Jonathan Snook has posted a few great CSS coding tips in Top CSS Tips. Several of them come down to personal preferences, and it seems my preferences differ a bit from Jonathan’s in some cases, so I thought I’d go through his tips and note my take on each of them.

px for font sizes

Jonathan’s arguments for using px make sense, but I always use em. I’ve learned how to use a combination of percentages and ems and feel comfortable sizing text that way.

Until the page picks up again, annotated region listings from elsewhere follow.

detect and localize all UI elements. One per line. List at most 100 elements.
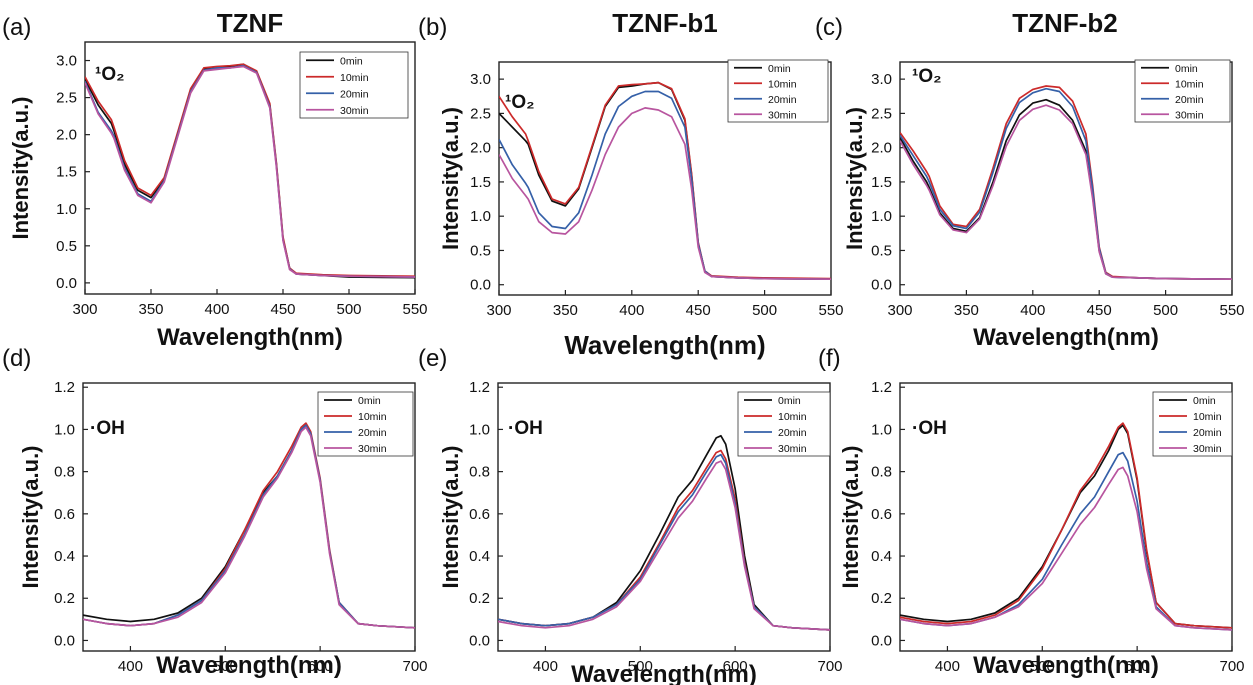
x-tick-label: 500 bbox=[1153, 302, 1178, 319]
y-tick-label: 1.5 bbox=[56, 164, 77, 181]
chart-panel: 300 350 400 450 500 550 0.0 0.5 1.0 1.5 2.0 2.5 3.0 W… bbox=[2, 8, 428, 351]
legend-box bbox=[1152, 391, 1233, 457]
x-tick-label: 500 bbox=[1030, 658, 1055, 675]
series-group bbox=[85, 63, 415, 279]
y-tick-label: 1.0 bbox=[470, 208, 491, 225]
legend-entry: 10min bbox=[1175, 78, 1204, 90]
legend-entry: 0min bbox=[1193, 395, 1216, 407]
plot-frame bbox=[498, 61, 832, 296]
panel-title: TZNF-b1 bbox=[612, 8, 717, 38]
x-axis-label: Wavelength(nm) bbox=[564, 330, 765, 360]
panel-letter: (d) bbox=[2, 345, 31, 372]
y-tick-label: 0.4 bbox=[871, 548, 892, 565]
x-tick-label: 450 bbox=[1087, 302, 1112, 319]
x-tick-label: 500 bbox=[213, 658, 238, 675]
y-tick-label: 1.5 bbox=[470, 174, 491, 191]
legend-entry: 20min bbox=[768, 94, 797, 106]
legend-entry: 10min bbox=[778, 411, 807, 423]
y-tick-label: 0.6 bbox=[469, 506, 490, 523]
x-tick-label: 300 bbox=[72, 301, 97, 318]
series-line bbox=[499, 107, 831, 281]
y-tick-label: 1.5 bbox=[871, 174, 892, 191]
y-tick-label: 1.2 bbox=[469, 379, 490, 396]
legend-entry: 10min bbox=[340, 72, 369, 84]
legend-entry: 30min bbox=[768, 109, 797, 121]
x-tick-label: 550 bbox=[402, 301, 427, 318]
legend-box bbox=[1134, 59, 1231, 123]
legend-entry: 30min bbox=[1193, 443, 1222, 455]
y-tick-label: 2.5 bbox=[871, 105, 892, 122]
x-tick-label: 600 bbox=[723, 658, 748, 675]
x-tick-label: 400 bbox=[935, 658, 960, 675]
plot-frame bbox=[497, 382, 831, 652]
legend-box bbox=[317, 391, 414, 457]
panel-letter: (c) bbox=[815, 14, 843, 41]
y-tick-label: 0.5 bbox=[470, 242, 491, 259]
y-tick-label: 0.0 bbox=[470, 277, 491, 294]
chart-panel: 400 500 600 700 0.0 0.2 0.4 0.6 0.8 1.0 1.2 Wavelen… bbox=[2, 345, 428, 679]
y-tick-label: 1.2 bbox=[871, 379, 892, 396]
series-line bbox=[900, 451, 1232, 631]
panel-letter: (f) bbox=[818, 345, 841, 372]
panel-letter: (e) bbox=[418, 345, 447, 372]
y-tick-label: 3.0 bbox=[871, 71, 892, 88]
legend: 0min 10min 20min 30min bbox=[1134, 59, 1231, 123]
y-tick-label: 3.0 bbox=[56, 53, 77, 70]
legend-entry: 0min bbox=[358, 395, 381, 407]
x-axis-label: Wavelength(nm) bbox=[973, 652, 1159, 679]
x-tick-label: 500 bbox=[752, 302, 777, 319]
legend: 0min 10min 20min 30min bbox=[737, 391, 831, 457]
y-tick-label: 0.0 bbox=[871, 277, 892, 294]
y-tick-label: 0.4 bbox=[469, 548, 490, 565]
x-tick-label: 450 bbox=[270, 301, 295, 318]
x-tick-label: 400 bbox=[204, 301, 229, 318]
legend-entry: 20min bbox=[1193, 427, 1222, 439]
legend-box bbox=[299, 51, 409, 119]
y-tick-label: 2.0 bbox=[470, 140, 491, 157]
y-tick-label: 0.2 bbox=[54, 590, 75, 607]
x-axis-label: Wavelength(nm) bbox=[973, 324, 1159, 351]
x-tick-label: 600 bbox=[1125, 658, 1150, 675]
y-tick-label: 0.0 bbox=[56, 275, 77, 292]
x-tick-label: 550 bbox=[818, 302, 843, 319]
x-tick-label: 300 bbox=[887, 302, 912, 319]
species-label: ·OH bbox=[508, 418, 543, 439]
y-tick-label: 0.8 bbox=[54, 464, 75, 481]
y-tick-label: 0.2 bbox=[871, 590, 892, 607]
y-tick-label: 0.0 bbox=[469, 632, 490, 649]
legend-entry: 0min bbox=[1175, 63, 1198, 75]
series-line bbox=[900, 104, 1232, 281]
y-axis-label: Intensity(a.u.) bbox=[18, 445, 43, 588]
series-group bbox=[499, 81, 831, 281]
y-tick-label: 0.2 bbox=[469, 590, 490, 607]
y-tick-label: 0.5 bbox=[871, 242, 892, 259]
y-tick-label: 0.6 bbox=[54, 506, 75, 523]
x-tick-label: 400 bbox=[533, 658, 558, 675]
x-tick-label: 700 bbox=[817, 658, 842, 675]
series-line bbox=[83, 426, 415, 629]
species-label: ¹O₂ bbox=[912, 66, 942, 87]
y-tick-label: 2.5 bbox=[56, 90, 77, 107]
x-tick-label: 700 bbox=[402, 658, 427, 675]
chart-panel: 400 500 600 700 0.0 0.2 0.4 0.6 0.8 1.0 1.2 Wavelen… bbox=[418, 345, 843, 685]
x-tick-label: 350 bbox=[138, 301, 163, 318]
legend-entry: 30min bbox=[358, 443, 387, 455]
y-tick-label: 1.0 bbox=[871, 421, 892, 438]
x-axis-label: Wavelength(nm) bbox=[157, 324, 343, 351]
legend-entry: 30min bbox=[340, 105, 369, 117]
y-axis-label: Intensity(a.u.) bbox=[842, 107, 867, 250]
legend-entry: 20min bbox=[358, 427, 387, 439]
y-tick-label: 1.0 bbox=[54, 421, 75, 438]
plot-frame bbox=[82, 382, 416, 652]
legend-entry: 10min bbox=[1193, 411, 1222, 423]
panel-letter: (b) bbox=[418, 14, 447, 41]
y-tick-label: 1.2 bbox=[54, 379, 75, 396]
species-label: ¹O₂ bbox=[505, 92, 535, 113]
species-label: ·OH bbox=[912, 418, 947, 439]
legend-entry: 0min bbox=[340, 55, 363, 67]
chart-panel: 300 350 400 450 500 550 0.0 0.5 1.0 1.5 2.0 2.5 3.0 W… bbox=[815, 8, 1245, 351]
panel-letter: (a) bbox=[2, 14, 31, 41]
legend-entry: 20min bbox=[778, 427, 807, 439]
x-tick-label: 600 bbox=[308, 658, 333, 675]
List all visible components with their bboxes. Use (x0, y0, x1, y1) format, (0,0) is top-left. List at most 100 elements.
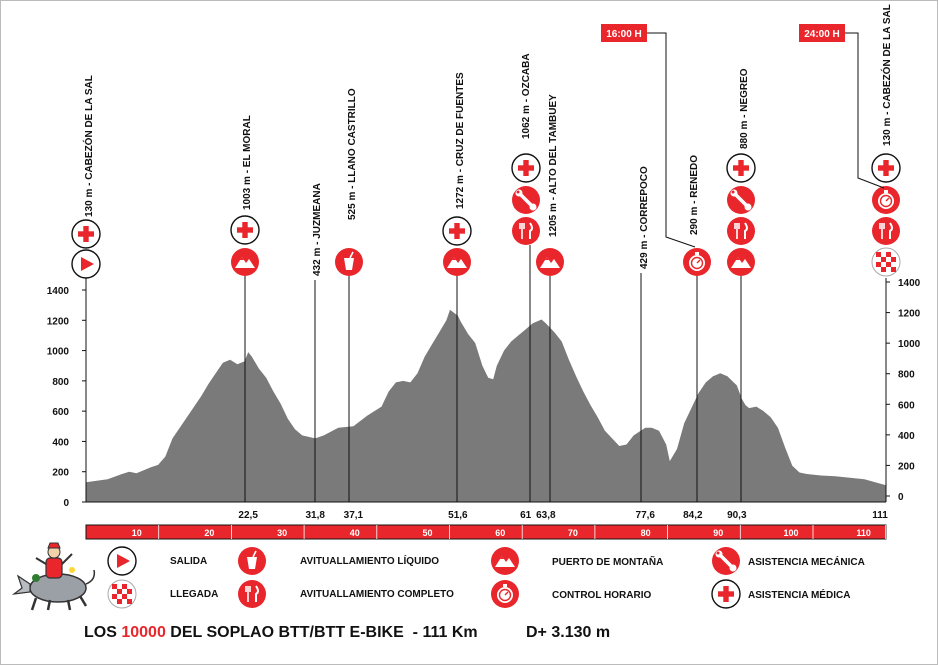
km-marker-label: 51,6 (448, 510, 468, 521)
fork-icon-bg (727, 217, 755, 245)
play-icon (71, 249, 101, 279)
km-marker-label: 22,5 (238, 510, 258, 521)
right-tick-label: 1400 (898, 278, 921, 289)
legend-medica-label: ASISTENCIA MÉDICA (748, 590, 851, 601)
mountain-icon (536, 248, 564, 276)
right-tick-label: 400 (898, 431, 915, 442)
wrench-icon (512, 186, 540, 214)
fork-icon-fork (879, 223, 885, 239)
mountain-icon-shape (495, 556, 515, 567)
right-tick-label: 200 (898, 461, 915, 472)
mountain-icon-snow (452, 257, 456, 260)
flag-icon-square (122, 584, 127, 589)
clock-icon-ring (879, 194, 893, 208)
distance-bar-label: 100 (783, 528, 798, 538)
waypoint-label: 1205 m - ALTO DEL TAMBUEY (548, 94, 559, 237)
legend-llegada-label: LLEGADA (170, 589, 219, 600)
footer-highlight-10000: 10000 (121, 624, 166, 641)
fork-icon-fork (734, 223, 740, 239)
waypoint-label: 429 m - CORREPOCO (639, 166, 650, 269)
waypoint-label: 1062 m - OZCABA (521, 53, 532, 139)
cross-icon-v (723, 586, 729, 602)
wrench-icon-tail (729, 564, 737, 572)
cup-icon-straw (349, 251, 354, 259)
flag-icon-square (881, 257, 886, 262)
distance-bar-label: 90 (713, 528, 723, 538)
km-marker-label: 84,2 (683, 510, 703, 521)
waypoint-label: 1272 m - CRUZ DE FUENTES (455, 72, 466, 209)
left-tick-label: 600 (52, 407, 69, 418)
time-tag-box (601, 24, 647, 42)
cup-icon-straw (252, 550, 257, 558)
km-marker-label: 61 (520, 510, 532, 521)
fork-icon (512, 217, 540, 245)
km-marker-label: 111 (872, 510, 888, 521)
left-tick-label: 0 (63, 498, 69, 509)
cup-icon (335, 248, 363, 276)
distance-bar-label: 50 (422, 528, 432, 538)
fork-icon-bg (238, 580, 266, 608)
legend-completo-label: AVITUALLAMIENTO COMPLETO (300, 589, 454, 600)
cross-icon (711, 579, 741, 609)
distance-bar-label: 20 (204, 528, 214, 538)
fork-icon-fork (245, 586, 251, 602)
flag-icon-square (876, 262, 881, 267)
footer-prefix: LOS (84, 624, 122, 641)
mountain-icon (491, 547, 519, 575)
mountain-icon (443, 248, 471, 276)
wrench-icon-tail (529, 203, 537, 211)
km-marker-label: 37,1 (344, 510, 364, 521)
flag-icon-square (122, 594, 127, 599)
km-marker-label: 31,8 (305, 510, 325, 521)
distance-bar-label: 70 (568, 528, 578, 538)
cup-icon (238, 547, 266, 575)
flag-icon-square (881, 267, 886, 272)
cross-icon-v (523, 160, 529, 176)
clock-icon-button (884, 190, 888, 193)
wrench-icon-handle (718, 553, 734, 569)
right-tick-label: 800 (898, 370, 915, 381)
waypoint-label: 130 m - CABEZÓN DE LA SAL (82, 75, 95, 217)
cross-icon (71, 219, 101, 249)
fork-icon-knife (529, 222, 533, 239)
right-tick-label: 1000 (898, 339, 921, 350)
fork-icon-knife (255, 585, 259, 602)
fork-icon-knife (744, 222, 748, 239)
waypoint-label: 130 m - CABEZÓN DE LA SAL (880, 4, 893, 146)
time-tag-leader (647, 32, 696, 248)
clock-icon-button (503, 584, 507, 587)
flag-icon-square (117, 589, 122, 594)
right-tick-label: 1200 (898, 309, 921, 320)
right-tick-label: 600 (898, 400, 915, 411)
wrench-icon (727, 186, 755, 214)
mountain-icon-snow (240, 257, 244, 260)
event-footer: LOS 10000 DEL SOPLAO BTT/BTT E-BIKE - 11… (84, 624, 610, 642)
wrench-icon-jaw (731, 190, 735, 194)
cross-icon-v (454, 223, 460, 239)
left-tick-label: 1200 (47, 316, 70, 327)
left-tick-label: 1400 (47, 286, 70, 297)
mountain-icon-shape (235, 257, 255, 268)
fork-icon (872, 217, 900, 245)
left-tick-label: 800 (52, 377, 69, 388)
km-marker-label: 63,8 (536, 510, 556, 521)
cross-icon-v (883, 160, 889, 176)
cross-icon (442, 216, 472, 246)
mountain-icon-shape (731, 257, 751, 268)
distance-bar-label: 30 (277, 528, 287, 538)
footer-title: DEL SOPLAO BTT/BTT E-BIKE - 111 Km (165, 624, 478, 641)
distance-bar-label: 60 (495, 528, 505, 538)
play-icon (107, 546, 137, 576)
waypoint-label: 880 m - NEGREO (739, 68, 750, 149)
time-tag-label: 24:00 H (804, 29, 840, 40)
clock-icon-ring (690, 256, 704, 270)
cup-icon-body (344, 258, 354, 270)
play-icon-triangle (117, 554, 130, 568)
mountain-icon (727, 248, 755, 276)
right-tick-label: 0 (898, 492, 904, 503)
waypoint-label: 1003 m - EL MORAL (242, 115, 253, 210)
footer-elevation-gain: D+ 3.130 m (526, 624, 611, 641)
cross-icon (726, 153, 756, 183)
cross-icon (871, 153, 901, 183)
mountain-icon-snow (545, 257, 549, 260)
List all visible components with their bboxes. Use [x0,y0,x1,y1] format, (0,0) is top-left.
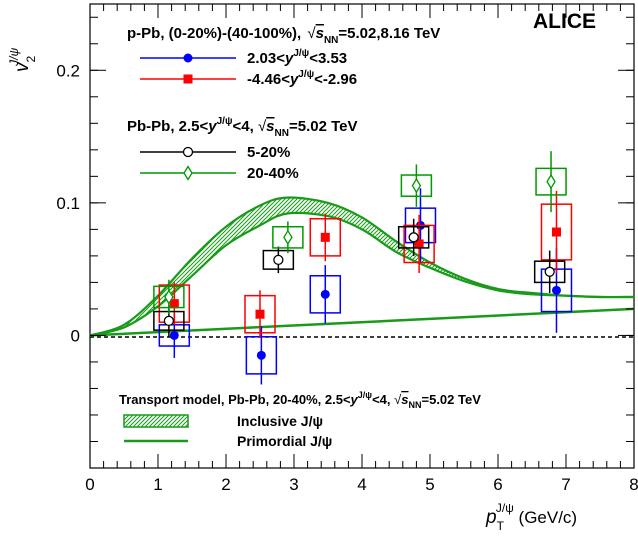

CSS declarations on one line

Unlike Jonathan I use a single line for rules that only contain one declaration, but multiple lines for rules with multiple declarations. TextMate’s code folding takes care of the rest for me. Jonathan makes a valid comment about file size savings with single line declarations though.

Blocking the Styles

I do pretty much the same thing: first element declarations, next global classes, and finally the layout containers and sections.

Browser Support

Jonathan suggests supporting only the latest browsers. I agree, but can’t always go all the way. However unless specifically requested by the client, IE/Mac gets no CSS and IE/Win 5.* will suffer the consequences of their faulty CSS box model (which I try to avoid anyway). I do like to keep the few hacks that are needed for IE/Win in a separate file, loaded with conditional comments.

Containing Floats

Jonathan prefers overflow:hidden while I almost always use the method described in How To Clear Floats Without Structural Markup at Position Is Everything.

Understand Overflow

Yes, realising that IE doesn’t handle overflow correctly will make it easier to understand what is going on when floats start dropping.

Allow Block Elements to Fill Their Space Naturally

Very good tip. Not specifying both width and margin, padding, or borders for an element will avoid most problems with the CSS box model in IE 5.*.

Use CSS Shorthand

I am a bit of a shorthand fanatic, so I agree. I even wrote an article on CSS shorthand: Efficient CSS with shorthand properties.

Avoid Unnecessary Selectors

Another great tip. I make an effort to keep my selectors as minimal as possible. I have seen stylesheets where selector verbosity has gone completely out of control, resulting in huge filesize overhead.

Keep it Simple

One of my main guidelines, so I agree fully.